You can create a plan and use it as many times as needed. After creating a plan, all access to it is thread-safe, because executing the FFT doesn’t modify its internal data, so you can share this plan across threads in your application without protecting the plan with locks and mutexes.

dft_plan<double> plan(1024);
univector<complex<double>, 1024> in;
univector<complex<double>, 1024> out;
// here fill in array with our data (samples)
univector<u8> temp(plan.temp_size); // temporary buffer
plan.execute(out, in, temp, false); // direct FFT
// out now contains frequencies which have to be processed
plan.execute(in, out, temp, true);  // inverse FFT
// in now contains processed data (samples)
...
// process new data
plan.execute(out, in, temp, false); // direct FFT


### Real-to-complex and complex-to-real transform¶

dft_plan_real<double> plan(1024); // dft_plan_real for real transform
univector<double, 1024> in;
univector<complex<double>, 1024> out;
// here fill in array with our data (samples)
univector<u8> temp(plan.temp_size); // temporary buffer
plan.execute(out, in, temp); // direct FFT
// out now contains frequencies which have to be processed
plan.execute(in, out, temp); // inverse FFT
// in now contains processed data (samples)


## Multidimensional DFT¶

The multidimensional DFT can be performed the same way as the 1D transform but using the dft_plan_md class.

dft_plan_md<double> plan(shape{ 64, 256 });
const std::complex<double>* in = ...; // the number of samples for in and out must be
// the product of sizes (here is 16384)
std::complex<double>* out = ...;
// here fill in array with our data (samples)
univector<u8> temp(plan.temp_size); // temporary buffer
plan.execute(out, in, temp, false); // direct FFT
// out now contains frequencies which have to be processed
plan.execute(in, out, temp, true);  // inverse FFT
// in now contains processed data (samples)
...
// process new data
plan.execute(out, in, temp, false); // direct FFT


dft_plan_md class also supports passing tensors as in and out.

## Multidimensional Real DFT¶

For multidimensional real-to-complex transforms, the DFT performs a real-to-complex transform for the last axis, followed by a number of complex-to-complex transforms for the other axes.
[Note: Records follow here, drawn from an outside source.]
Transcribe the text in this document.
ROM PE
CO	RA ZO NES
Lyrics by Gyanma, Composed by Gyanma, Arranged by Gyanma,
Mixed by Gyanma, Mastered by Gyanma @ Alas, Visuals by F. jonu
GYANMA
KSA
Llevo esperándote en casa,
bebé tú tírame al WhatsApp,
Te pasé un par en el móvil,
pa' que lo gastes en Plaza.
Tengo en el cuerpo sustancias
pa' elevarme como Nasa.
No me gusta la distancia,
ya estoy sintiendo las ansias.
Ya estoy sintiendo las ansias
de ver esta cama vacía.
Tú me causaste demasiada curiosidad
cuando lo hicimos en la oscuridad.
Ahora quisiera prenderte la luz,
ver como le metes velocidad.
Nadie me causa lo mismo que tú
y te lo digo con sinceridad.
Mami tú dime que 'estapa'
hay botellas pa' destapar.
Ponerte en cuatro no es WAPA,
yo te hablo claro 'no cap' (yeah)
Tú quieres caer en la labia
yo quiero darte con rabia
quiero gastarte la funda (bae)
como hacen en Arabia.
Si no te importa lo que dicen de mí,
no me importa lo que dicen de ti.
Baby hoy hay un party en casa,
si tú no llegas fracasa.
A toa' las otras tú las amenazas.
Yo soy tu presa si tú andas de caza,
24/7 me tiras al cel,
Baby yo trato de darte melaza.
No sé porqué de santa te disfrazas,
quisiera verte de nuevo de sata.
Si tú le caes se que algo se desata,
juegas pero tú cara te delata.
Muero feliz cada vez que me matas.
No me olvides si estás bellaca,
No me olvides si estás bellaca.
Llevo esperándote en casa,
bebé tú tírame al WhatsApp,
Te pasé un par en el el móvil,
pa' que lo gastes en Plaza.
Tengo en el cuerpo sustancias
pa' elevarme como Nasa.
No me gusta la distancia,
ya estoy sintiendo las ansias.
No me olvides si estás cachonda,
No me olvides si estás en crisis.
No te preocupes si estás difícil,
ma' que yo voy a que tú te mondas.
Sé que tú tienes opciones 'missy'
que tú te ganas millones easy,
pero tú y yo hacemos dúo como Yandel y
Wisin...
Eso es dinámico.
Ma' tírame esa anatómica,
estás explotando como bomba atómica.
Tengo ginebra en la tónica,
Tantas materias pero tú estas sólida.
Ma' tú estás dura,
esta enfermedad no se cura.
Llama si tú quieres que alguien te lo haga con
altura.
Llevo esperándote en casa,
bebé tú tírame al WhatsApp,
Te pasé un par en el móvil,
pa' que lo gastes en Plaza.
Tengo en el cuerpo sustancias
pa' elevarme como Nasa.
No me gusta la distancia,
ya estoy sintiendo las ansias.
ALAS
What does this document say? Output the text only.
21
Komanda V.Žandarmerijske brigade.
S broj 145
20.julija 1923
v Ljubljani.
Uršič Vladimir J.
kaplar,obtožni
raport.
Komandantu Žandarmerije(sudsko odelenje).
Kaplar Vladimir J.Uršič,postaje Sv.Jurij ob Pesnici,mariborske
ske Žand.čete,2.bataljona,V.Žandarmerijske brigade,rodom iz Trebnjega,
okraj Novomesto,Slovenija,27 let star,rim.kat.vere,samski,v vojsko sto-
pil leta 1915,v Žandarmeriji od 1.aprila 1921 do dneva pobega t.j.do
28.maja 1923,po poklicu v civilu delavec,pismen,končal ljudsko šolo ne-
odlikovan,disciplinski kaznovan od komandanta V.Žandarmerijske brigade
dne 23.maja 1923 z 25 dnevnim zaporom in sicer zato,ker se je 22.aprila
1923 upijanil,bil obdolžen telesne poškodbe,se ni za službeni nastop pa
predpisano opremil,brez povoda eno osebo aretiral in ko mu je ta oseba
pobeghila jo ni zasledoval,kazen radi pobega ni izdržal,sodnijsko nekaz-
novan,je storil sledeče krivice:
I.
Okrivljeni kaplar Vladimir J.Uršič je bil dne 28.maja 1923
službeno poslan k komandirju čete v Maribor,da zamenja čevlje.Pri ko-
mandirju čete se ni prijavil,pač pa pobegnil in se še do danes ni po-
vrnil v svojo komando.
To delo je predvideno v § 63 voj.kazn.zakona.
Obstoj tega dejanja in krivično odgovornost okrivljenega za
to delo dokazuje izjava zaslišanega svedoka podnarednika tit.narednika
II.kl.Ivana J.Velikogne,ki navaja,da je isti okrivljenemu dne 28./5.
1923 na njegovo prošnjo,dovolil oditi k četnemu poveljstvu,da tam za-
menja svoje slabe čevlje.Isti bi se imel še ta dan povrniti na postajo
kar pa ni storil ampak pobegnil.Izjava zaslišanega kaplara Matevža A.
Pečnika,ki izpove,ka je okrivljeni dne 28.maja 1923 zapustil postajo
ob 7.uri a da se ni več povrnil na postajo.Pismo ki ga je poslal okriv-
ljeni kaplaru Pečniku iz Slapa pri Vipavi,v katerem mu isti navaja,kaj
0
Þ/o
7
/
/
The size of the last axis must be even.

Multidimensional DFT is always performed in CCS format.

Thus, given the size of the input as $$(S_0, S_1, ..., S_{n-1})$$, the total number of input samples equals $$S_0 \cdot S_1 \cdot ... \cdot S_{n-1}$$. The output size will be $$(S_0, S_1, ..., \dfrac{S_{n-1}}{2}+1)$$.

Use plan.complex_size(real_size) to get the exact size of the complex output for a given real input size.

The KFR FFT implementation supports in-place processing for Multidimensional Real DFT.

Note

For performance reasons, it is advantageous to use a slightly larger output buffer for the complex-to-real transform. plan.real_out_size() returns the size of the buffer (in real numbers) required for fast processing. Pass true as a second argument to the dft_plan_md_real constructor to indicate that the output buffer has enough space for fast processing.